For reasons best known to them, Bhubaneswar civic body in Odisha was charging Rs 1,000 from newly wed couples for maintenance of heritage buildings in the state capital for the past ten years. The money was being charged in the name of donation but in practice was a compulsory payment.
Thankfully, the Odisha high court quashed this strange decade-old practice by the Bhubaneswar Municipal Corporation (BMC) in a hearing on July 28.
This ‘donation’ was applicable only to couples registering under the Hindu Marriage Act, 1955 with the civic body’s registrar. Not paying this money meant the marriage won’t be registered.

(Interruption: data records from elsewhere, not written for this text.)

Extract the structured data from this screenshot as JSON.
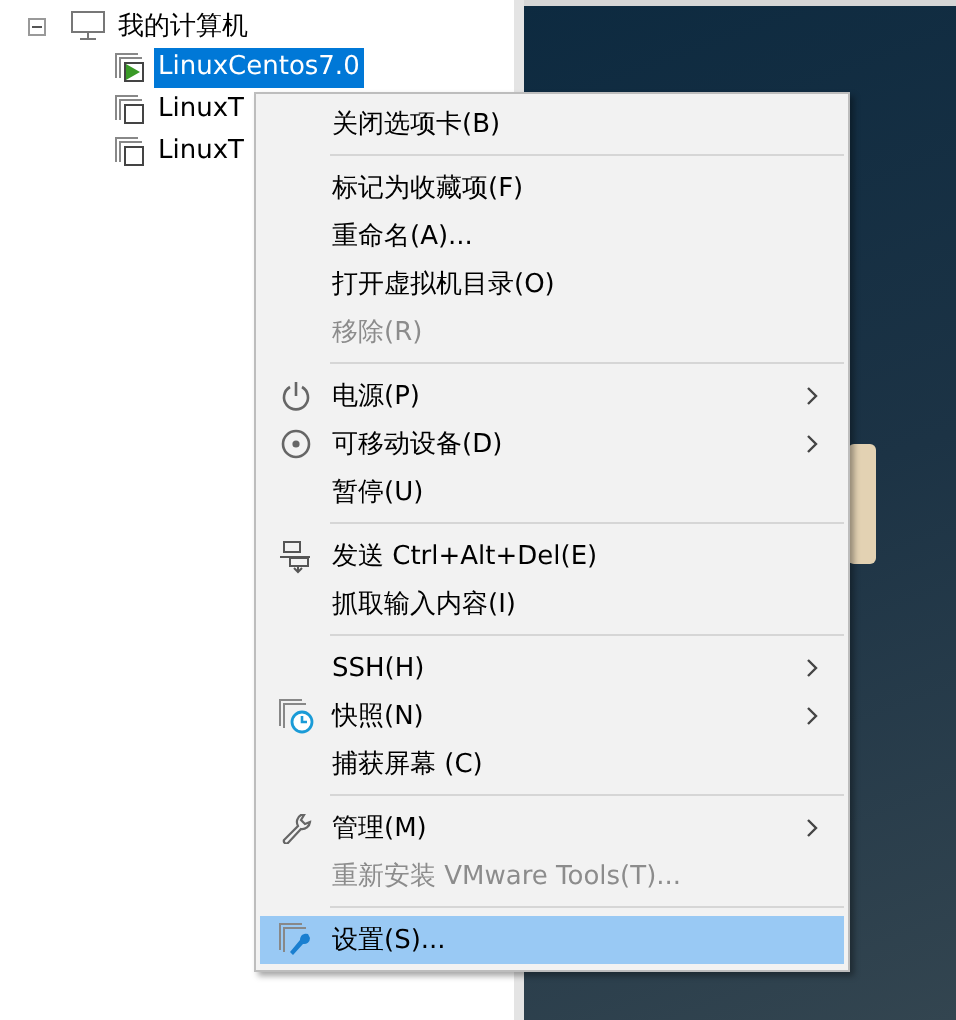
{
  "tree": {
    "label": "我的计算机",
    "expanded": true,
    "children": [
      {
        "label": "LinuxCentos7.0",
        "selected": true,
        "running": true
      },
      {
        "label": "LinuxT",
        "selected": false,
        "running": false
      },
      {
        "label": "LinuxT",
        "selected": false,
        "running": false
      }
    ]
  },
  "context_menu": [
    {
      "kind": "item",
      "label": "关闭选项卡(B)",
      "disabled": false,
      "submenu": false,
      "selected": false
    },
    {
      "kind": "separator"
    },
    {
      "kind": "item",
      "label": "标记为收藏项(F)",
      "disabled": false,
      "submenu": false,
      "selected": false
    },
    {
      "kind": "item",
      "label": "重命名(A)...",
      "disabled": false,
      "submenu": false,
      "selected": false
    },
    {
      "kind": "item",
      "label": "打开虚拟机目录(O)",
      "disabled": false,
      "submenu": false,
      "selected": false
    },
    {
      "kind": "item",
      "label": "移除(R)",
      "disabled": true,
      "submenu": false,
      "selected": false
    },
    {
      "kind": "separator"
    },
    {
      "kind": "item",
      "label": "电源(P)",
      "disabled": false,
      "submenu": true,
      "selected": false
    },
    {
      "kind": "item",
      "label": "可移动设备(D)",
      "disabled": false,
      "submenu": true,
      "selected": false
    },
    {
      "kind": "item",
      "label": "暂停(U)",
      "disabled": false,
      "submenu": false,
      "selected": false
    },
    {
      "kind": "separator"
    },
    {
      "kind": "item",
      "label": "发送 Ctrl+Alt+Del(E)",
      "disabled": false,
      "submenu": false,
      "selected": false
    },
    {
      "kind": "item",
      "label": "抓取输入内容(I)",
      "disabled": false,
      "submenu": false,
      "selected": false
    },
    {
      "kind": "separator"
    },
    {
      "kind": "item",
      "label": "SSH(H)",
      "disabled": false,
      "submenu": true,
      "selected": false
    },
    {
      "kind": "item",
      "label": "快照(N)",
      "disabled": false,
      "submenu": true,
      "selected": false
    },
    {
      "kind": "item",
      "label": "捕获屏幕 (C)",
      "disabled": false,
      "submenu": false,
      "selected": false
    },
    {
      "kind": "separator"
    },
    {
      "kind": "item",
      "label": "管理(M)",
      "disabled": false,
      "submenu": true,
      "selected": false
    },
    {
      "kind": "item",
      "label": "重新安装 VMware Tools(T)...",
      "disabled": true,
      "submenu": false,
      "selected": false
    },
    {
      "kind": "separator"
    },
    {
      "kind": "item",
      "label": "设置(S)...",
      "disabled": false,
      "submenu": false,
      "selected": true
    }
  ]
}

If one goes to the municipal website and click on the ‘Apply [for] marriage certificate’ section, the fee clearly mention the ‘donation’ towards heritage buildings.
This was introduced from October 30, 2006, after passing of a resolution.

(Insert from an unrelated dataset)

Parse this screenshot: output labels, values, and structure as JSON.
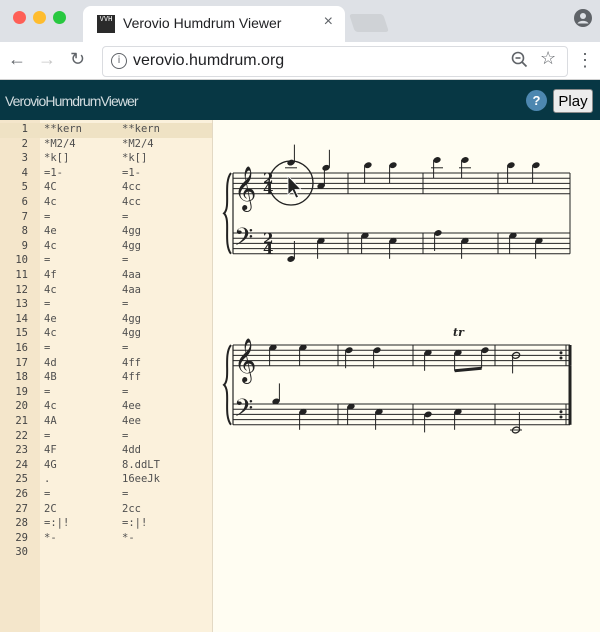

Recently, lawyer Harihara Panigrahi filed a PIL challenging it. He reasoned that the original Hindu Marriage Act contained no such requirement.
The civic body told court that it could still collect the money because the Odisha Municipal Corporation Act, 2003, allowed it to collect voluntary contribution/donation for maintenance of the heritage buildings.

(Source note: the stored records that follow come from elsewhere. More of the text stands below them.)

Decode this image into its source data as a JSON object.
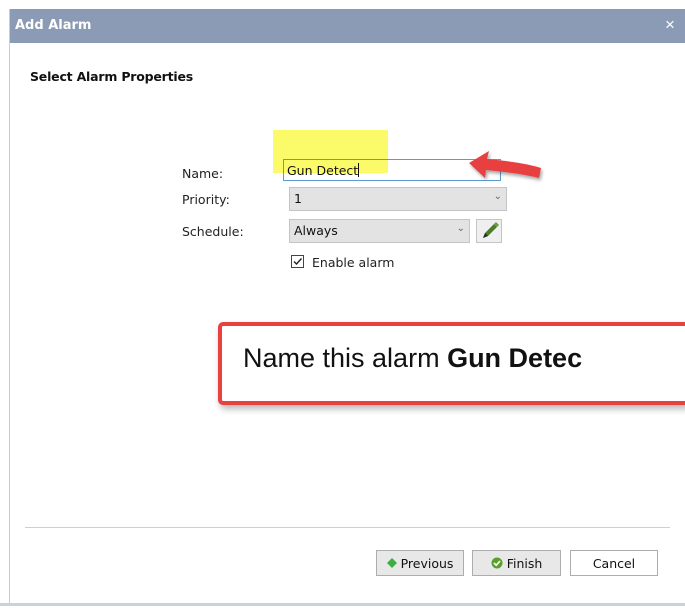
{
  "window": {
    "title": "Add Alarm",
    "close_glyph": "×",
    "close_icon": "close-icon"
  },
  "form": {
    "heading": "Select Alarm Properties",
    "name_label": "Name:",
    "name_value": "Gun Detect",
    "priority_label": "Priority:",
    "priority_value": "1",
    "schedule_label": "Schedule:",
    "schedule_value": "Always",
    "edit_schedule_icon": "pencil-icon",
    "enable_alarm_label": "Enable alarm",
    "enable_alarm_checked": true
  },
  "annotation": {
    "callout_prefix": "Name this alarm ",
    "callout_bold": "Gun Detec",
    "arrow_icon": "red-arrow-icon",
    "highlight_color": "#fbfb6a",
    "callout_border_color": "#e8413f"
  },
  "footer": {
    "previous_label": "Previous",
    "finish_label": "Finish",
    "cancel_label": "Cancel",
    "previous_icon": "green-diamond-icon",
    "finish_icon": "checkmark-circle-icon"
  },
  "colors": {
    "titlebar": "#8c9bb5",
    "input_focus_border": "#5b9bd5",
    "select_bg": "#e3e3e3"
  }
}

Here, the civic body lost its argument because the court noted that the fee it was charging was ‘compulsory’ and not ‘voluntary’.
“The amount in question is being collected under a compulsion, which is not permissible under law,” the judges said in the July 28 order, a copy of which is with ScoopWhoop News.
As per a Telegraph report, the civic body issues about 1,000 marriage certificates every year, which means it could be making around Rs 10 lakh every year in this manner.
A relieved newly wed Odisha resident Narayan Ojha told the Telegraph, “A thousand rupees is a lot of money. Not everyone who is getting married can afford to pay it.”